Digital risk management vendor RiskIQ announced on November 10 that is has raised a $30.5 million Series C round of funding, with Georgian Partners leading the round.
Total funding to date for RiskIQ now stands at $68 million. The new funding will be used to help drive RiskIQ’s engineering and global go-to-market efforts forward.
“What drove us to do the Series C is the tremendous growth in this area, and the limited number of options that CISOs have to solve the problem,” CEO and co-Founder Lou Manousos, told eWEEK. Collecting internet data across web, social and mobile is difficult to do as there is a lot of data to access, but it’s something we’ve been doing for close to seven years.”
In addition to collecting data, RiskIQ also analyzes data, producing the analytics that are needed to detect potential threats. Manousos noted RiskIQ has more than 13,000 users on its platforms.
Among the products that RiskIQ has in market today is PassiveTotal which helps to enable threat investigations. Manousos explained that third-party security tools can plug-into PassiveTotal. The plan moving forward is to work on partnerships with other security vendors to help further enable PassiveTotal.
In Manousos view, external threat vectors remain a primary source of attacks today. His goal for RiskIQ is to be the platform player that can plug-in to multiple areas of security on behalf of customers.
“CISOs need a platform that has flexibility so as a result, we’re doubling down on engineering,” Manousos said.
Looking forward, RiskIQ will be bringing more capabilities into the company’s free community edition. Manousos said that the plan is to take external threat detection capabilities and release it in a community edition and then offer an upgrade path to paid premium editions.

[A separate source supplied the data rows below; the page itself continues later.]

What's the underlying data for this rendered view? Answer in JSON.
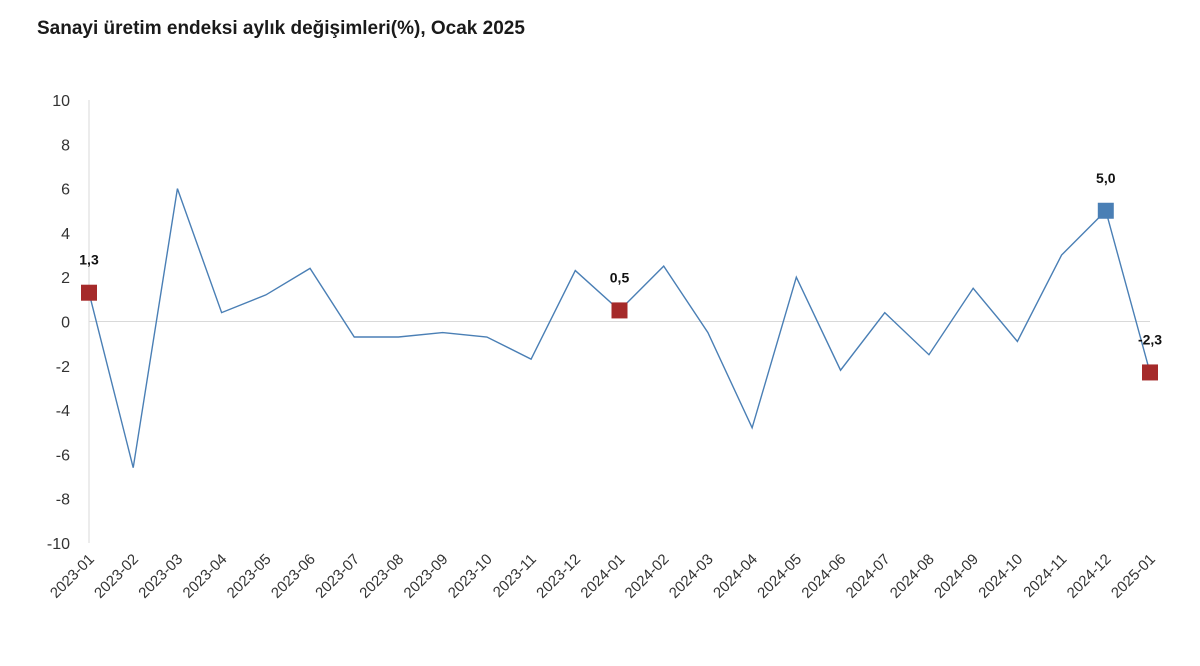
{
  "chart_data": {
    "type": "line",
    "title": "Sanayi üretim endeksi aylık değişimleri(%), Ocak 2025",
    "xlabel": "",
    "ylabel": "",
    "ylim": [
      -10,
      10
    ],
    "yticks": [
      10,
      8,
      6,
      4,
      2,
      0,
      -2,
      -4,
      -6,
      -8,
      -10
    ],
    "grid": false,
    "categories": [
      "2023-01",
      "2023-02",
      "2023-03",
      "2023-04",
      "2023-05",
      "2023-06",
      "2023-07",
      "2023-08",
      "2023-09",
      "2023-10",
      "2023-11",
      "2023-12",
      "2024-01",
      "2024-02",
      "2024-03",
      "2024-04",
      "2024-05",
      "2024-06",
      "2024-07",
      "2024-08",
      "2024-09",
      "2024-10",
      "2024-11",
      "2024-12",
      "2025-01"
    ],
    "series": [
      {
        "values": [
          1.3,
          -6.6,
          6.0,
          0.4,
          1.2,
          2.4,
          -0.7,
          -0.7,
          -0.5,
          -0.7,
          -1.7,
          2.3,
          0.5,
          2.5,
          -0.5,
          -4.8,
          2.0,
          -2.2,
          0.4,
          -1.5,
          1.5,
          -0.9,
          3.0,
          5.0,
          -2.3
        ],
        "color": "#4a7fb5"
      }
    ],
    "highlights": [
      {
        "index": 0,
        "label": "1,3",
        "color": "#a52a2a"
      },
      {
        "index": 12,
        "label": "0,5",
        "color": "#a52a2a"
      },
      {
        "index": 23,
        "label": "5,0",
        "color": "#4a7fb5"
      },
      {
        "index": 24,
        "label": "-2,3",
        "color": "#a52a2a"
      }
    ]
  }
}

“We believe that every company has a problem with external threats,” Manousos said.
The Community edition is freely available software, but it is not open-source software. Manousos explained that RiskIQ collects deep sources including passive DNS, domain registration, internet scanner data, SSL/TLS data and web crawler data information.
He added that RiskIQ collects all the data, analyzes it and then develops applications on top of the data sets that allow customers to derive insight. Manousos noted that RiskIQ has filed for multiple patents and under-the-hood, what his company continues to innovate on Big Data processes.
“Even if we were to open-source the code, the big problem is you need to have the data,” Manousos said. “When we say community edition, it’s about using our Software-as-a-Service version in a freemium way or as a very inexpensive packaged solution.”